In addition to the street signs with the names of the Mann-familiy from Munich, boards have been completed that provide information about the members of the family and are placed below the signs.
Additional information is therefore an integral part of the monument.
The texts were created in collaboration with the Cultural Department of the City of Munich, Public History Department. They provide brief biographies of Thomas, Katia, Klaus, Erika, Golo Mann and Elisabeth Mann. The Munich building department took over the technical implementation. Until now, these signs were only available for Thomas, Klaus and Erika Mann. In this respect, it made sense to me to provide all Munich street names with such signs and to add ones for Katia, Golo and Elisabeth Mann.
The signs are made of enamelled metal and are therefore quite heavy compared to their size (15 x 45 cm). Reason to place the signs on a bathroom scale – and test the weight of the names and information.
Tag: Golo Mann
Concept
The monument to the Mann family consists of an assembly of street signs named after members of the Mann family as well as streetlamps from those streets. The signs and lamps come from Munich, where Mann spent a majority of his life, but also from other cities and places related to the Mann family worldwide.

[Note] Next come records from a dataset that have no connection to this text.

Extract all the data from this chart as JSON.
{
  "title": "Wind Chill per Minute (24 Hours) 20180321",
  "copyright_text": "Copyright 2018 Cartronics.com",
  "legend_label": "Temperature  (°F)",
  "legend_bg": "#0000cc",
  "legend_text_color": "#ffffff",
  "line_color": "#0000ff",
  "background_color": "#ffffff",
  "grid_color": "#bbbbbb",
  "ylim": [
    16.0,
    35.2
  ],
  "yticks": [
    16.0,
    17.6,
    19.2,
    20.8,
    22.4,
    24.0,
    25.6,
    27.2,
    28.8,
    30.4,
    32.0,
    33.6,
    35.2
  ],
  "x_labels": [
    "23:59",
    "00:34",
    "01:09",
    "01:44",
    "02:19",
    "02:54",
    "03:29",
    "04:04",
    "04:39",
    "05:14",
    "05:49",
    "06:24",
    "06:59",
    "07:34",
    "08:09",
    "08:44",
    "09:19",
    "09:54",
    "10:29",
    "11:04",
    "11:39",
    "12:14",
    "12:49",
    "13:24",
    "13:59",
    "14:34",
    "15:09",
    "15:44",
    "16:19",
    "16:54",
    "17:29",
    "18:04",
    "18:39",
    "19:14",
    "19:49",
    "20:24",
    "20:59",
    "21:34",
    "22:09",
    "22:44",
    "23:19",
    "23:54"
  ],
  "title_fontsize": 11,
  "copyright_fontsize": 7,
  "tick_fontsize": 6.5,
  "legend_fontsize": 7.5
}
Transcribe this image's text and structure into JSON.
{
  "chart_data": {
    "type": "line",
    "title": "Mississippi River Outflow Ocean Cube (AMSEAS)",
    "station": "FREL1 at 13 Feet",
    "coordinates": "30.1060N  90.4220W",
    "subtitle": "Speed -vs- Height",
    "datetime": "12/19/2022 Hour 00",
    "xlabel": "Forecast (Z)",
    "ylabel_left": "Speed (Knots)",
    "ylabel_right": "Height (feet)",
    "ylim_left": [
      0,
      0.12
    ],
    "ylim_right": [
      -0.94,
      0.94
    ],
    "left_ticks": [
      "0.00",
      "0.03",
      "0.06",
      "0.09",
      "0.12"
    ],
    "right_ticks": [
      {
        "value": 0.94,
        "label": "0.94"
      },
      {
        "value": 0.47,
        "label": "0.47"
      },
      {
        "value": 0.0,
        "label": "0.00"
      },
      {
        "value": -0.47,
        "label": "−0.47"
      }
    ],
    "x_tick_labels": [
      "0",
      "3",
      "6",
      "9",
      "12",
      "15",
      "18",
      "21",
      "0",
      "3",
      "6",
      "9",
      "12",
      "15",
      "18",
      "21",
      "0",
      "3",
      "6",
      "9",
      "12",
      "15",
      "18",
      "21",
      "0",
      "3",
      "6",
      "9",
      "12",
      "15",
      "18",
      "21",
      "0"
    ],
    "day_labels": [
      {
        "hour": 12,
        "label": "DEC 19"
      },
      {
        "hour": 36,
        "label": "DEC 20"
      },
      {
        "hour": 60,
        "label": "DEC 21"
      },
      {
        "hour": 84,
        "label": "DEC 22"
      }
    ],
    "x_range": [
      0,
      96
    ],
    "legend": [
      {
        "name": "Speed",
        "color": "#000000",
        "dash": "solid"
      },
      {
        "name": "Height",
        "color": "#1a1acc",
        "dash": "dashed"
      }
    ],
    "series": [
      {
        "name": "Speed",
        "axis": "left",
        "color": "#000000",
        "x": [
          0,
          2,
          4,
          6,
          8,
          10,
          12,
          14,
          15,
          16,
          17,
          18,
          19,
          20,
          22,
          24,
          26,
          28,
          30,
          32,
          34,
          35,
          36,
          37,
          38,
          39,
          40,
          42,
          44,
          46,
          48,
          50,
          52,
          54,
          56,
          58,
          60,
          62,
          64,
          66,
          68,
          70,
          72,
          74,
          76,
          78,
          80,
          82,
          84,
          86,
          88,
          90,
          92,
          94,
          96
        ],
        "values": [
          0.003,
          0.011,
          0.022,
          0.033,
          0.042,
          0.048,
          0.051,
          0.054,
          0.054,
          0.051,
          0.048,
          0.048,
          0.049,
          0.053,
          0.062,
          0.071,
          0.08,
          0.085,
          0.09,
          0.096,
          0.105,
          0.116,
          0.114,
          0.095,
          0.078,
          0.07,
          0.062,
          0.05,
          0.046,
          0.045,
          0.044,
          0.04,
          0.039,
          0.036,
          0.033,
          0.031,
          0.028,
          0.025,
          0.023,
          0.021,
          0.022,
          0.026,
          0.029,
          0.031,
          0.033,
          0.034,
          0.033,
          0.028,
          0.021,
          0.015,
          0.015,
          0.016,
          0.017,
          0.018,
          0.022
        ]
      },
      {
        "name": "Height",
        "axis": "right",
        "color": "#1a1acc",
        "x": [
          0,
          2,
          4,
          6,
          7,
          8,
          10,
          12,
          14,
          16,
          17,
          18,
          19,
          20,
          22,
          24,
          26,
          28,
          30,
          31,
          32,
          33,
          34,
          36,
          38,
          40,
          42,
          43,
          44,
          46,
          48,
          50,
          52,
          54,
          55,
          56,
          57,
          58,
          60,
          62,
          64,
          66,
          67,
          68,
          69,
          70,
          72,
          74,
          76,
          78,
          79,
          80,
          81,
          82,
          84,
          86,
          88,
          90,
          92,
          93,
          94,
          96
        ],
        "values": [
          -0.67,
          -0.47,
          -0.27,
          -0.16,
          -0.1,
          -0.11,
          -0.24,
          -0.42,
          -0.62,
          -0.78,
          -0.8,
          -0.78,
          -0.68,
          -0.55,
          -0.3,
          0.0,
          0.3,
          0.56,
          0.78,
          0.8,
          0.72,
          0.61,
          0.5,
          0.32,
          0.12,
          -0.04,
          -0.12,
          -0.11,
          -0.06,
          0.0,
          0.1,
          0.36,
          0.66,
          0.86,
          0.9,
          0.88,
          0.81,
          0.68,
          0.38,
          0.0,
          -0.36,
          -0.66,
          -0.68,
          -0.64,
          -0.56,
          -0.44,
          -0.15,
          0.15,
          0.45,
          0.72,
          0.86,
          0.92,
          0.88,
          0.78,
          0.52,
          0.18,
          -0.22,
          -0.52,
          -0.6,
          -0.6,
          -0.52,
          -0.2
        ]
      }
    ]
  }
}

The realization of the monument is planned for spring/summer 2024.
The internationality of the family is reflected in the signs and lights – beginning in Munich and radiating out to other cities in Europe, the USA, and South America – as well as the family’s worldwide literary presence and significance. This is also evident from the different street names (Via, Rue, Rua). The arrangement is based on the topographical position of the individual cities in relation to one another and forms an imaginary map. The monument addresses the commitment to a specific place but also aspects of emigration, mobility and frequent change of place as well as transnational cosmopolitanism, for which the family can be regarded as a forerunner and example.
The point of departure is Munich, the center of the family’s life for many years, where there are several streets and squares named after members of the family: Thomas Mann but also Erika, Klaus, Elisabeth and Golo. Some of these streets are located in less-frequented neighborhoods, new housing estates or on the periphery and thus have little presence in the collective memory. These street signs, together with the streetlamps to which they are attached, are brought to the center of the city and assembled as a group at the Salvatorplatz (Salvator Square), where they are more visible and come into contact with one another in a kind of “family reunion.” At the same time, they refer back to their original locations so that the monument as a whole emphasizes its connection to urban structures.
Names
A new sign will be created for Katia Mann, for whom no street has yet been named. This will make “Mrs. Thomas Mann” more visible in relation to the city in which she was born and whose family – the Jewish Pringsheim family – like the Manns, lost their property and had to emigrate. Giving her a street name in the monument anticipates what would otherwise be a lengthy process. This mixture of reality and fiction references literary procedures practiced by Thomas and Klaus Mann.
Lights
Circa fifteen street signs and streetlights are planned. In addition to those from Munich, others will demonstrate the span between Europe and North and South America and will establish connections. One street sign comes from Paris. Another from the city of Lübeck, the birthplace of Thomas Mann as well as the setting for Buddenbrooks. A streetlamp and sign from Klaus-Mann-Platz in Frankfurt (the location of a monument to persecuted homosexuals) serves as a reference to an aspect of the identity of several family members. Rome is present as the residence of Thomas (and Heinrich) Mann at a young age. The South American link (Thomas Mann’s mother Julia came from Brazil) is represented by a streetlamp and sign from São Paulo. One lamp will come from Nida, Lithuania, the preferred summer retreat of the Mann family. A lamp from Sanary-Sur-Mer on the Côte d’Azur, the first place the family emigrated to in the 1930s, represents the family as a whole. Two streetlamps come from the United States: one from New York, near the former Hotel Bedford, where members of the Mann family stayed, most frequently Erika and Klaus. Another from San Remo Drive in Los Angeles refers to the villa Thomas Mann built there in 1942, in which he lived until his return to Europe. A streetlamp from Kilchberg near Zurich establishes a link to the residence of Thomas and Katia as well as Erika (for whom a street in Zurich is named) and finally Golo.
Research trips to the respective locations are part of the project, as is a book publication that documents, conveys and supplements the background and development of the monument, including the current situations of the street signs and streetlights on site.